A sectional of the typical LUU-2B ground illumination flare

==Types==
===Flares===

Flares can be used to mark positions, usually for targeting, but laser-guided and GPS weapons have reduced this function. GPS-guided bombs, for example, rely only on GPS signals, without any locally-provided target designation. Laser-guided bombs require a laser designator to guide them to the target, in turn requiring an observer (in the aircraft or on the ground) able to see the target and aim the laser designator.

During the Korean War and the Vietnam War, US ground forces used the M127A1 White Star Signal Flare Parachute to illuminate the jungle in forward positions.

A modern LUU-2B flare at 1,000 feet altitude illuminates the ground at 5 lux in a radius of 1500 feet. Burn time is 4–5 minutes. The flare is 36 inches long, 4.9 inches in diameter, and weighs about 30 pounds. A similar design called LUU-19B can provide covert illumination in the near-infrared (IR) spectrum with virtually no visual signature.

===Searchlights===
These are usually large portable devices that combine an extremely luminous source (usually a carbon arc lamp) with a mirrored parabolic reflector to project a powerful beam of light of approximately parallel rays in a particular direction. They have been used to create "artificial moonlight" on battlefields.

==Battlefield Illumination Airborne System (BIAS)==
The Battlefield Illumination Airborne System (BIAS) was an illumination system consisting of a lamp assembly (consisting of a number of Xenon lamps), a power source, a heat exchanger pod and a control console. The system was intended to be installed on modified cargo aircraft, with the lamp assembly positioned on the rear cargo ramp, the other elements were to be installed in the main cargo area and mounted on the aircraft fuselage.

The United States Air Force (USAF) opened Operation Shed Light as a development effort on 7 February 1966. Shed Light explored the deficiencies in attacking targets at night, particularly with visible light illumination. A single BIAS system was developed by LTV electro-Systems and installed on a Fairchild C-123B for the Special Air Warfare Center at Eglin Air Force Base in Florida by April 1966. Initially designated Airborne General Illumination Light (AGIL), the system weighed 7500 lb and had a lamp assembly with 28 Xenon lamps, heat exchanger and cooling system to prevent the lamps from overheating. Replacing the rear cargo ramp entirely, the AGIL created a 50° cone of light, shining vertically down, but able to rotate 50° to the side, illuminating 3.5 sqmi at 0.04 Candela from 12000 ft, or 0.5 sqmi at 0.4 Candela from 4000 ft.

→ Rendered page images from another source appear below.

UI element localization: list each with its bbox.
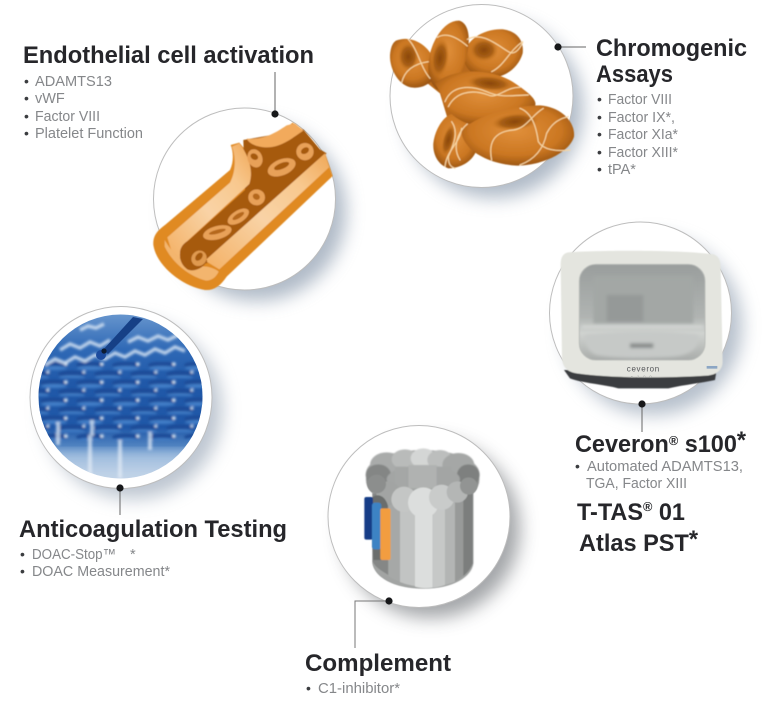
- text block: ceveron description: Automated ADAMTS13,: [587, 459, 743, 475]
- heading: Atlas PST: Atlas PST: [579, 530, 691, 557]
- panel: ceveron device illustration: [550, 222, 742, 432]
- heading: complement: Complement: [305, 650, 451, 677]
- panel: chromogenic assays illustration: [390, 4, 586, 198]
- list: complement tests: •: [306, 680, 311, 696]
- heading: ceveron s100: *: [737, 427, 747, 454]
- heading: Atlas PST: *: [689, 526, 699, 553]
- heading: ceveron s100: s100: [678, 431, 737, 458]
- connector: ceveron: [638, 400, 646, 432]
- text block: ceveron description: •: [575, 458, 580, 474]
- icon: ceveron s100 analyser: ceveron: [627, 365, 660, 374]
- heading: T-TAS 01: ®: [643, 499, 653, 514]
- text block: ceveron description: TGA, Factor XIII: [586, 476, 687, 492]
- heading: ceveron s100: [575, 427, 747, 458]
- icon: pipette tip: [96, 317, 143, 360]
- list: chromogenic factors: •: [597, 109, 602, 125]
- icon: pipette over blue microplate: [35, 312, 207, 482]
- heading: T-TAS 01: 01: [652, 499, 685, 526]
- list: complement tests: C1-inhibitor*: [318, 681, 400, 697]
- icon: ceveron s100 analyser: s100: [631, 374, 656, 379]
- list: anticoagulation tests: •: [20, 563, 25, 579]
- list: chromogenic factors: Factor XIII*: [608, 145, 678, 161]
- list: chromogenic factors: •: [597, 161, 602, 177]
- list: chromogenic factors: Factor VIII: [608, 92, 672, 108]
- heading: anticoagulation testing: Anticoagulation Testing: [19, 516, 287, 543]
- list: chromogenic factors: •: [597, 126, 602, 142]
- heading: chromogenic assays: Chromogenic: [596, 35, 747, 62]
- icon: red blood cell cluster: [390, 21, 574, 168]
- list: chromogenic factors: •: [597, 91, 602, 107]
- panel: complement illustration: [328, 426, 520, 648]
- list: anticoagulation tests: [20, 546, 170, 580]
- connector: complement: [355, 597, 393, 648]
- heading: chromogenic assays: [596, 35, 747, 88]
- list: anticoagulation tests: *: [130, 547, 136, 563]
- list: endothelial markers: Platelet Function: [35, 126, 143, 142]
- heading: ceveron s100: ®: [669, 433, 679, 448]
- text block: ceveron description: [575, 458, 743, 492]
- heading: ceveron s100: Ceveron: [575, 431, 671, 458]
- list: endothelial markers: Factor VIII: [35, 109, 100, 125]
- panel: anticoagulation testing illustration: [30, 306, 222, 515]
- connector: anticoagulation: [116, 484, 124, 515]
- list: endothelial markers: vWF: [35, 91, 65, 107]
- heading: endothelial cell activation: Endothelial cell activation: [23, 42, 314, 69]
- list: chromogenic factors: •: [597, 144, 602, 160]
- icon: ceveron s100 analyser: [561, 251, 723, 388]
- connector: endothelial: [271, 72, 279, 118]
- heading: T-TAS 01: T-TAS: [577, 499, 645, 526]
- list: chromogenic factors: tPA*: [608, 162, 636, 178]
- list: endothelial markers: ADAMTS13: [35, 74, 112, 90]
- connector: chromogenic: [554, 43, 586, 51]
- panel: endothelial cell activation illustration: [153, 72, 346, 301]
- list: chromogenic factors: Factor IX*,: [608, 110, 675, 126]
- list: chromogenic factors: Factor XIa*: [608, 127, 678, 143]
- heading: chromogenic assays: Assays: [596, 61, 673, 88]
- list: chromogenic factors: [597, 91, 678, 178]
- list: endothelial markers: •: [24, 125, 29, 141]
- icon: complement pore cylinder: [364, 448, 480, 588]
- list: endothelial markers: •: [24, 73, 29, 89]
- list: endothelial markers: [24, 73, 143, 142]
- list: anticoagulation tests: DOAC-Stop™: [32, 547, 116, 563]
- list: endothelial markers: •: [24, 90, 29, 106]
- list: anticoagulation tests: •: [20, 546, 25, 562]
- list: endothelial markers: •: [24, 108, 29, 124]
- icon: cut-away blood vessel: [153, 123, 333, 290]
- list: anticoagulation tests: DOAC Measurement*: [32, 564, 170, 580]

Testing of the BIAS equipped C-123B in support of night strike, search and rescue, and ground operations was carried out eliciting positive feedback from USAF and United States Army (US Army) observers. Ten C-123s were slated to receive the AGIL system under Southeast Asia Operational Requirement (SEAOR) 50, issued on 6 June 1966, the programme was changed to fit the system on 11 Lockheed JC-130A aircraft (re-designated RC-130S), but only two were completed and tested in South-East Asia, where it was found that the aircraft was, understandably, vulnerable to enemy anti-aircraft fire and was generally less effective than the emergent AC-130 gunships. The two BIAS equipped RC-130S, remained in SE Asia for an unknown length of time and were eventually returned to the United States (US) and de-modified by 1974.